3601 N Southport Ave
A stone’s throw from Wrigley Field. Julius Meinl is a little taste of Vienna right in Chicago. Julius Meinl is an Austrian company known for their coffee blends (and unique logo), and this cozy cafe is their only American outpost. You can either take out coffee and tea drinks to go, or dine in on a menu of American and European fare. The drink menu is stunningly comprehensive and extensive, featuring Meinl’s artisan coffee blends as well as specialty drinks like Black Forest Mocha ($4.45) and Vienna Eiskaffe ($2.95), a blend of espresso and vanilla ice cream. If you are eating in, there is table service at an ample seating area. Meinl has an extensive breakfast menu as well as soups and sandwiches. The European portion of the menu includes Spätzle, Crepes and Austrian goulash.
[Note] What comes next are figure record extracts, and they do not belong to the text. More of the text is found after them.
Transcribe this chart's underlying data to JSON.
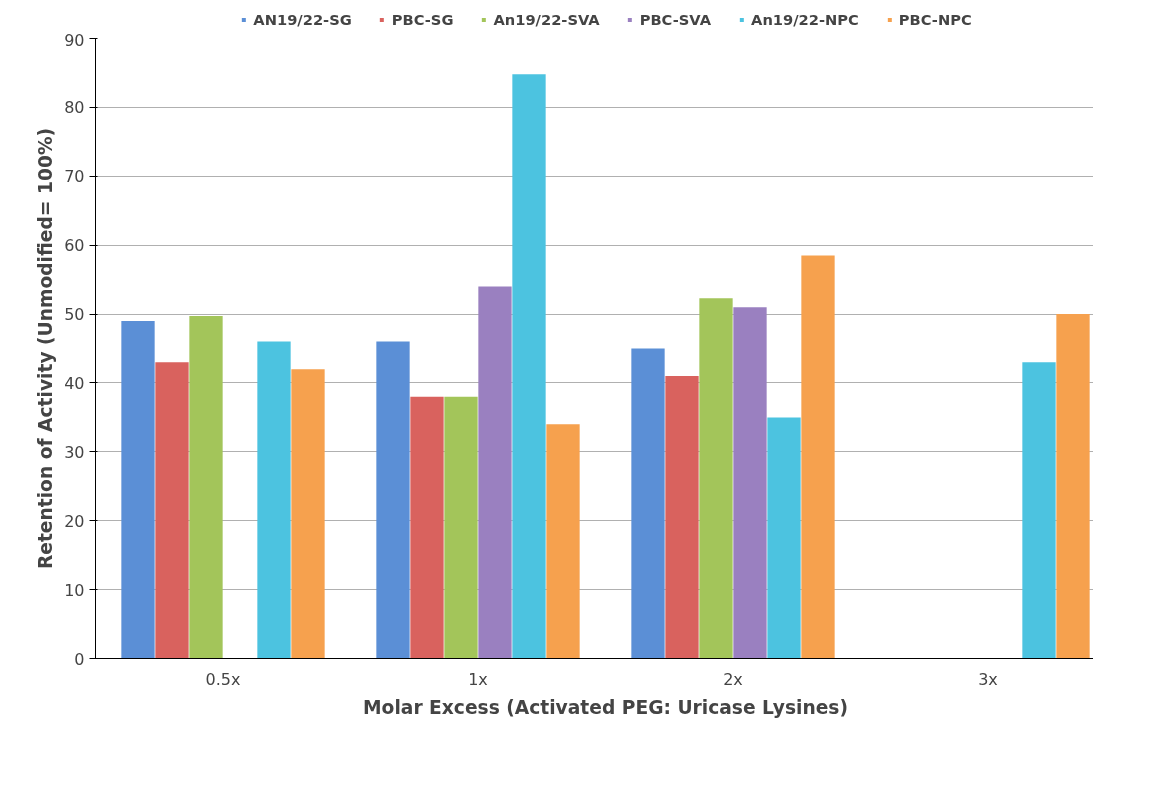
{
  "chart_data": {
    "type": "bar",
    "xlabel": "Molar Excess (Activated PEG: Uricase Lysines)",
    "ylabel": "Retention of Activity (Unmodified= 100%)",
    "categories": [
      "0.5x",
      "1x",
      "2x",
      "3x"
    ],
    "series": [
      {
        "name": "AN19/22-SG",
        "color": "#5b8fd6",
        "values": [
          49,
          46,
          45,
          null
        ]
      },
      {
        "name": "PBC-SG",
        "color": "#d9625e",
        "values": [
          43,
          38,
          41,
          null
        ]
      },
      {
        "name": "An19/22-SVA",
        "color": "#a3c55a",
        "values": [
          49.7,
          38,
          52.3,
          null
        ]
      },
      {
        "name": "PBC-SVA",
        "color": "#9a80c0",
        "values": [
          null,
          54,
          51,
          null
        ]
      },
      {
        "name": "An19/22-NPC",
        "color": "#4cc3e0",
        "values": [
          46,
          84.8,
          35,
          43
        ]
      },
      {
        "name": "PBC-NPC",
        "color": "#f6a14e",
        "values": [
          42,
          34,
          58.5,
          50
        ]
      }
    ],
    "ylim": [
      0,
      90
    ],
    "yticks": [
      0,
      10,
      20,
      30,
      40,
      50,
      60,
      70,
      80,
      90
    ],
    "grid": "y",
    "legend": "top"
  }
}
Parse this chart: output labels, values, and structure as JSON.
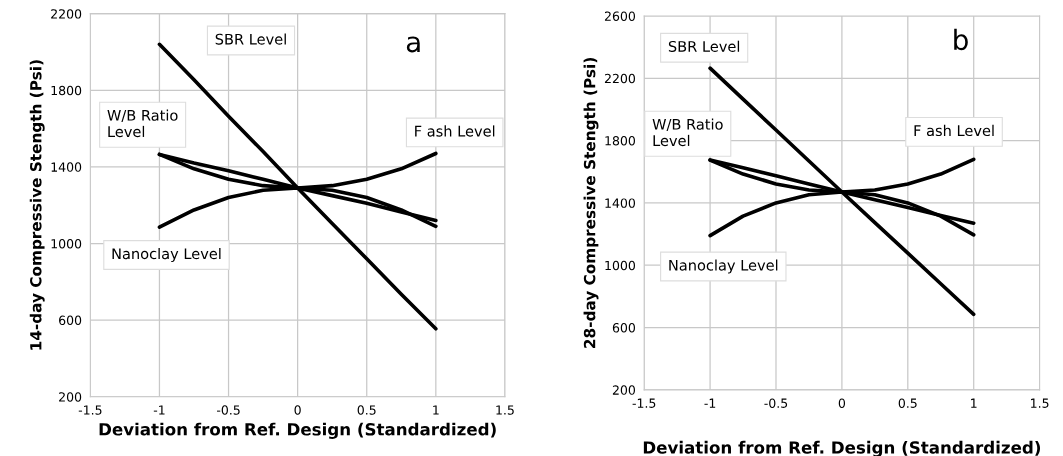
{
  "chart_data": [
    {
      "type": "line",
      "xlabel": "Deviation from Ref. Design (Standardized)",
      "ylabel": "14-day Compressive Stength (Psi)",
      "annotations": [
        "a"
      ],
      "x": [
        -1,
        -0.75,
        -0.5,
        -0.25,
        0,
        0.25,
        0.5,
        0.75,
        1
      ],
      "series": [
        {
          "name": "SBR Level",
          "color": "#000000",
          "values": [
            2040,
            1855,
            1665,
            1480,
            1290,
            1105,
            920,
            735,
            555
          ]
        },
        {
          "name": "W/B Ratio\nLevel",
          "color": "#000000",
          "values": [
            1465,
            1420,
            1380,
            1335,
            1290,
            1250,
            1210,
            1165,
            1120
          ]
        },
        {
          "name": "F ash Level",
          "color": "#000000",
          "values": [
            1465,
            1390,
            1335,
            1302,
            1290,
            1302,
            1335,
            1390,
            1470
          ]
        },
        {
          "name": "Nanoclay Level",
          "color": "#000000",
          "values": [
            1085,
            1175,
            1240,
            1278,
            1290,
            1278,
            1240,
            1175,
            1090
          ]
        }
      ],
      "xlim": [
        -1.5,
        1.5
      ],
      "xticks": [
        -1.5,
        -1,
        -0.5,
        0,
        0.5,
        1,
        1.5
      ],
      "ylim": [
        200,
        2200
      ],
      "yticks": [
        200,
        600,
        1000,
        1400,
        1800,
        2200
      ],
      "grid": true,
      "marker": "none",
      "line_style": "solid"
    },
    {
      "type": "line",
      "xlabel": "Deviation from Ref. Design (Standardized)",
      "ylabel": "28-day Compressive Stength (Psi)",
      "annotations": [
        "b"
      ],
      "x": [
        -1,
        -0.75,
        -0.5,
        -0.25,
        0,
        0.25,
        0.5,
        0.75,
        1
      ],
      "series": [
        {
          "name": "SBR Level",
          "color": "#000000",
          "values": [
            2265,
            2066,
            1868,
            1669,
            1470,
            1274,
            1078,
            881,
            685
          ]
        },
        {
          "name": "W/B Ratio\nLevel",
          "color": "#000000",
          "values": [
            1675,
            1625,
            1575,
            1522,
            1470,
            1420,
            1370,
            1320,
            1270
          ]
        },
        {
          "name": "F ash Level",
          "color": "#000000",
          "values": [
            1675,
            1585,
            1522,
            1483,
            1470,
            1483,
            1522,
            1585,
            1680
          ]
        },
        {
          "name": "Nanoclay Level",
          "color": "#000000",
          "values": [
            1190,
            1315,
            1400,
            1452,
            1470,
            1452,
            1400,
            1315,
            1195
          ]
        }
      ],
      "xlim": [
        -1.5,
        1.5
      ],
      "xticks": [
        -1.5,
        -1,
        -0.5,
        0,
        0.5,
        1,
        1.5
      ],
      "ylim": [
        200,
        2600
      ],
      "yticks": [
        200,
        600,
        1000,
        1400,
        1800,
        2200,
        2600
      ],
      "grid": true,
      "marker": "none",
      "line_style": "solid"
    }
  ]
}
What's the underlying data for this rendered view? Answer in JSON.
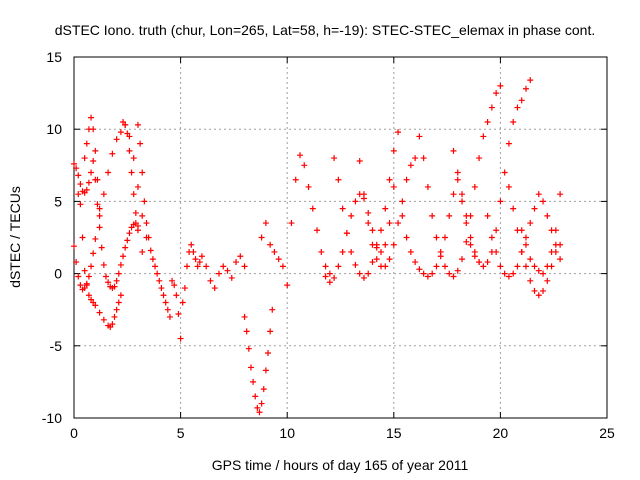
{
  "chart_data": {
    "type": "scatter",
    "title": "dSTEC Iono. truth (chur, Lon=265, Lat=58, h=-19): STEC-STEC_elemax in phase cont.",
    "xlabel": "GPS time / hours of day 165 of year 2011",
    "ylabel": "dSTEC  / TECUs",
    "xlim": [
      0,
      25
    ],
    "ylim": [
      -10,
      15
    ],
    "xticks": [
      "0",
      "5",
      "10",
      "15",
      "20",
      "25"
    ],
    "yticks": [
      "-10",
      "-5",
      "0",
      "5",
      "10",
      "15"
    ],
    "grid": true,
    "marker": "+",
    "color": "#ff0000",
    "series": [
      {
        "x": [
          0.0,
          0.1,
          0.2,
          0.3,
          0.4,
          0.5,
          0.6,
          0.7,
          0.8,
          0.9,
          1.0,
          1.1,
          1.2,
          1.3,
          1.4,
          1.5,
          1.6,
          1.7,
          1.8,
          1.9,
          2.0,
          2.1,
          2.2,
          2.3,
          2.4,
          2.5,
          2.6,
          2.7,
          2.8,
          2.9,
          3.0
        ],
        "y": [
          7.6,
          7.3,
          6.8,
          6.2,
          5.7,
          5.6,
          5.8,
          6.3,
          7.0,
          7.8,
          6.5,
          4.8,
          3.2,
          1.8,
          0.6,
          -0.2,
          -0.6,
          -0.9,
          -1.0,
          -0.9,
          -0.5,
          0.0,
          0.6,
          1.2,
          1.8,
          2.3,
          2.8,
          3.2,
          3.4,
          3.5,
          3.3
        ]
      },
      {
        "x": [
          0.0,
          0.1,
          0.2,
          0.3,
          0.4,
          0.5,
          0.6,
          0.7,
          0.8,
          0.9,
          1.0,
          1.2,
          1.4,
          1.6,
          1.8,
          2.0,
          2.2,
          2.4,
          2.6,
          2.8,
          3.0,
          3.2,
          3.4
        ],
        "y": [
          1.9,
          0.8,
          -0.2,
          -0.8,
          -1.1,
          -1.0,
          -0.7,
          -0.2,
          0.5,
          1.4,
          2.4,
          4.0,
          5.5,
          7.0,
          8.3,
          9.3,
          9.8,
          10.3,
          9.5,
          8.0,
          6.0,
          4.0,
          2.5
        ]
      },
      {
        "x": [
          0.2,
          0.3,
          0.4,
          0.5,
          0.6,
          0.7,
          0.8,
          0.9,
          1.0,
          1.2,
          1.4,
          1.6,
          1.7,
          1.8,
          1.9,
          2.0,
          2.1,
          2.2
        ],
        "y": [
          5.5,
          4.8,
          2.5,
          0.2,
          -0.8,
          -1.5,
          -1.8,
          -2.0,
          -2.2,
          -2.7,
          -3.2,
          -3.6,
          -3.7,
          -3.5,
          -3.0,
          -2.5,
          -2.0,
          -1.5
        ]
      },
      {
        "x": [
          0.5,
          0.6,
          0.7,
          0.8,
          0.9,
          1.0,
          1.1,
          1.2
        ],
        "y": [
          8.0,
          9.0,
          10.0,
          10.8,
          10.0,
          8.5,
          6.5,
          4.5
        ]
      },
      {
        "x": [
          2.3,
          2.4,
          2.5,
          2.6,
          2.7,
          2.8,
          2.9,
          3.0,
          3.2
        ],
        "y": [
          10.5,
          10.3,
          9.7,
          8.5,
          7.0,
          5.5,
          4.2,
          3.0,
          1.5
        ]
      },
      {
        "x": [
          3.0,
          3.1,
          3.2,
          3.3,
          3.4,
          3.5,
          3.6,
          3.7,
          3.8,
          3.9,
          4.0,
          4.1,
          4.2,
          4.3,
          4.4,
          4.5
        ],
        "y": [
          10.3,
          9.0,
          7.0,
          5.0,
          3.5,
          2.5,
          1.6,
          1.0,
          0.5,
          0.0,
          -0.5,
          -1.0,
          -1.5,
          -2.0,
          -2.5,
          -3.0
        ]
      },
      {
        "x": [
          4.6,
          4.7,
          4.8,
          4.9,
          5.0,
          5.1,
          5.2,
          5.3,
          5.4,
          5.5,
          5.6,
          5.7,
          5.8,
          5.9,
          6.0,
          6.2,
          6.4,
          6.6,
          6.8,
          7.0,
          7.2,
          7.4,
          7.6,
          7.8,
          8.0
        ],
        "y": [
          -0.5,
          -0.8,
          -1.5,
          -2.8,
          -4.5,
          -2.0,
          -1.0,
          0.5,
          1.5,
          2.0,
          1.5,
          1.0,
          0.5,
          0.8,
          1.2,
          0.5,
          -0.5,
          -1.0,
          0.0,
          0.5,
          0.2,
          -0.3,
          0.8,
          1.2,
          0.5
        ]
      },
      {
        "x": [
          8.0,
          8.1,
          8.2,
          8.3,
          8.4,
          8.5,
          8.6,
          8.7,
          8.8,
          8.9,
          9.0,
          9.1,
          9.2,
          9.3
        ],
        "y": [
          -3.0,
          -4.0,
          -5.2,
          -6.5,
          -7.5,
          -8.5,
          -9.3,
          -9.6,
          -9.0,
          -8.0,
          -6.7,
          -5.5,
          -4.0,
          -2.5
        ]
      },
      {
        "x": [
          8.8,
          9.0,
          9.2,
          9.4,
          9.6,
          9.8,
          10.0,
          10.2,
          10.4,
          10.6,
          10.8,
          11.0,
          11.2,
          11.4,
          11.6,
          11.8,
          12.0
        ],
        "y": [
          2.5,
          3.5,
          2.0,
          1.5,
          1.0,
          0.5,
          -0.8,
          3.5,
          6.5,
          8.2,
          7.5,
          6.0,
          4.5,
          3.0,
          1.5,
          0.5,
          0.0
        ]
      },
      {
        "x": [
          11.8,
          12.0,
          12.2,
          12.4,
          12.6,
          12.8,
          13.0,
          13.2,
          13.4,
          13.6,
          13.8,
          14.0,
          14.2,
          14.4,
          14.6,
          14.8,
          15.0,
          15.2
        ],
        "y": [
          -0.2,
          -0.6,
          -0.3,
          0.5,
          1.5,
          2.8,
          4.0,
          5.0,
          5.5,
          5.2,
          4.2,
          3.0,
          2.0,
          1.5,
          2.0,
          3.5,
          6.0,
          9.8
        ]
      },
      {
        "x": [
          12.2,
          12.4,
          12.6,
          12.8,
          13.0,
          13.2,
          13.4,
          13.6,
          13.8,
          14.0,
          14.2,
          14.4,
          14.6,
          14.8,
          15.0
        ],
        "y": [
          8.0,
          6.5,
          4.5,
          2.8,
          1.5,
          0.6,
          0.0,
          -0.3,
          0.0,
          0.8,
          1.8,
          3.0,
          4.5,
          6.5,
          8.5
        ]
      },
      {
        "x": [
          13.4,
          13.6,
          13.8,
          14.0,
          14.2,
          14.4,
          14.6,
          14.8,
          15.0,
          15.2,
          15.4,
          15.6,
          15.8,
          16.0
        ],
        "y": [
          7.8,
          5.5,
          3.5,
          2.0,
          1.0,
          0.5,
          0.5,
          1.0,
          2.0,
          3.5,
          5.0,
          6.5,
          7.5,
          8.0
        ]
      },
      {
        "x": [
          15.4,
          15.6,
          15.8,
          16.0,
          16.2,
          16.4,
          16.6,
          16.8,
          17.0,
          17.2,
          17.4,
          17.6,
          17.8,
          18.0,
          18.2,
          18.4,
          18.6,
          18.8,
          19.0
        ],
        "y": [
          4.0,
          2.5,
          1.5,
          0.8,
          0.3,
          0.0,
          -0.2,
          0.0,
          0.5,
          1.5,
          2.5,
          4.0,
          5.5,
          6.5,
          5.0,
          3.5,
          2.0,
          1.2,
          0.8
        ]
      },
      {
        "x": [
          16.2,
          16.4,
          16.6,
          16.8,
          17.0,
          17.2,
          17.4,
          17.6,
          17.8,
          18.0,
          18.2,
          18.4,
          18.6,
          18.8,
          19.0,
          19.2,
          19.4,
          19.6,
          19.8,
          20.0
        ],
        "y": [
          9.5,
          8.0,
          6.0,
          4.0,
          2.5,
          1.2,
          0.5,
          0.0,
          -0.2,
          0.2,
          1.0,
          2.2,
          4.0,
          6.0,
          8.0,
          9.5,
          10.5,
          11.5,
          12.5,
          13.0
        ]
      },
      {
        "x": [
          17.8,
          18.0,
          18.2,
          18.4,
          18.6,
          18.8,
          19.0,
          19.2,
          19.4,
          19.6,
          19.8,
          20.0,
          20.2,
          20.4,
          20.6,
          20.8,
          21.0,
          21.2,
          21.4
        ],
        "y": [
          8.5,
          7.0,
          5.5,
          4.0,
          2.5,
          1.5,
          0.8,
          0.5,
          0.8,
          1.5,
          3.0,
          5.0,
          7.0,
          9.0,
          10.5,
          11.5,
          12.0,
          12.8,
          13.4
        ]
      },
      {
        "x": [
          19.4,
          19.6,
          19.8,
          20.0,
          20.2,
          20.4,
          20.6,
          20.8,
          21.0,
          21.2,
          21.4,
          21.6,
          21.8,
          22.0,
          22.2,
          22.4,
          22.6,
          22.8
        ],
        "y": [
          4.0,
          2.5,
          1.5,
          0.5,
          0.0,
          -0.2,
          0.0,
          0.5,
          1.5,
          2.5,
          3.5,
          4.5,
          5.5,
          5.0,
          4.0,
          3.0,
          2.0,
          1.0
        ]
      },
      {
        "x": [
          20.4,
          20.6,
          20.8,
          21.0,
          21.2,
          21.4,
          21.6,
          21.8,
          22.0,
          22.2,
          22.4,
          22.6,
          22.8
        ],
        "y": [
          6.0,
          4.5,
          3.0,
          1.5,
          0.5,
          -0.5,
          -1.2,
          -1.5,
          -1.2,
          -0.5,
          0.5,
          1.5,
          2.0
        ]
      },
      {
        "x": [
          21.0,
          21.2,
          21.4,
          21.6,
          21.8,
          22.0,
          22.2,
          22.4,
          22.6,
          22.8
        ],
        "y": [
          3.0,
          2.0,
          1.0,
          0.5,
          0.2,
          0.0,
          0.5,
          1.5,
          3.0,
          5.5
        ]
      }
    ]
  }
}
A favorite off the American portion of the menu is the Chicken Salad Sandwich with grapes, apricots, walnuts and Tarragon dressing. The sandwich comes on hearty walnut wheat bread, with a small micro-green salad ($7.95).
However, perhaps the most enticing part of Julius Meinl are the desserts. You can scope out the goods, baked in-house, in the glass case at the counter, ranging from about $4-6. If you like chocolate, you won’t be disappointed. The Viennese Torte is an excellent mix of bittersweet chocolate and apricot jam, as is the Mohr Im Hemd – a chocolate cake with a molten chocolate center. The service is a bit erratic, unfortunately, but the surroundings are comfortable. If you’re ever around Wrigley Field, looking for a relaxing lunch or a cup of joe, Julius Meinl is a great alternative to the ho-hum Starbucks or Corner Bakery. Come for the coffee, stay for the dessert.